Trouble in the Rio Grande

The Rio Grande Valley is marked with a star, showing how truly far it is to other areas of the state. (Texas via Shuttershock)

Yesterday, an article written by Andrea Grimes of RH Reality Check investigated the lack of abortion access in the Rio Grande Valley, featuring our clinic in McAllen that had to stop performing abortion procedures after the implementation of House Bill 2.

“The stillness belies the many duties recently taken on by the skeleton crew of clinic workers left to manage the phone line and pre-operative counseling, seeing patients who are now facing a 300-mile round-trip drive to Corpus Christi, or a 500-mile round-trip drive to San Antonio, to the nearest safe, legal abortion providers.

Now I can actually hear my echoing footsteps,’ said Lucy, one of two remaining full-time clinic workers who are keeping up with day-to-day operations at Whole Woman’s McAllen in the wake of the enforcement of HB 2, Texas’ restrictive new anti-abortion law. It is late November 2013, and the doctor who performs abortions at the clinic hasn’t been able to secure admitting privileges at a local hospital, ending the abortion care that the clinic provided for the past nine years under Whole Woman’s Health name, and for 30 years before that under a prior owner.”
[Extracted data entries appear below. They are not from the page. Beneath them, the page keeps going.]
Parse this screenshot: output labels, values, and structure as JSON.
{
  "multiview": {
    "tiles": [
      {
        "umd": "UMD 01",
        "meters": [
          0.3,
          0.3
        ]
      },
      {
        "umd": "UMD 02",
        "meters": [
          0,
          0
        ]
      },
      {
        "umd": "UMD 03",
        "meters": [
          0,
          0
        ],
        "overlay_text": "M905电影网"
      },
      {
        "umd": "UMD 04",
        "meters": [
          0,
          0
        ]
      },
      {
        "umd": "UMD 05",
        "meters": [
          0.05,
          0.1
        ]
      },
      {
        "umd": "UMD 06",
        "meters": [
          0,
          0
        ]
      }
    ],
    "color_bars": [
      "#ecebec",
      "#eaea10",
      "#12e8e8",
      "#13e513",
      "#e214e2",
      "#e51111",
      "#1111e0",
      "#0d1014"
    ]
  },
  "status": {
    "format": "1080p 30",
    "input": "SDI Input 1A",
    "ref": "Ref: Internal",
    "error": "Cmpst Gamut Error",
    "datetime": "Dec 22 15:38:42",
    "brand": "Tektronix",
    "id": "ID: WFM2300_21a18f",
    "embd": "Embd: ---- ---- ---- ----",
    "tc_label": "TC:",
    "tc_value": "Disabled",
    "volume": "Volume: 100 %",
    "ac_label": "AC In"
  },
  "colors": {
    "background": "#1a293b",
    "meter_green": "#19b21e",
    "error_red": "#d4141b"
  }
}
The article is very well-researched and informative, serving as a somber reminder that this is the reality that a post-House Bill 2 Texas is living in. Come September, the last and most damaging provision that requires all abortion clinics to be equipped to the standards of ambulatory surgical centers will go into effect, closing most of the clinics in the state and leaving rural residents at risk. Being one of the most low-income communities in the nation, the Rio Grande Valley is a primary example of where we’re headed.



When concerns for the women of the Rio Grande Valley were brought up to Judge Edith Jones during the Planned Parenthood v Abbott trial in the 5th Circuit District Court, she suggested that Texas’ flat landscape and high speed limits were enough to fix the problem. This attitude – the kind where one assumes that people living in a very low income area have the money to afford a car, gas, childcare, and time off work to drive a 300 mile roundtrip for an appointment – is not one that a public official should have when they’re deciding the fate of very influential laws that affect a lot of people. 

While we wait for the 5th Circuit’s decision on House Bill 2 and our next step in fighting the law, this is the inevitable.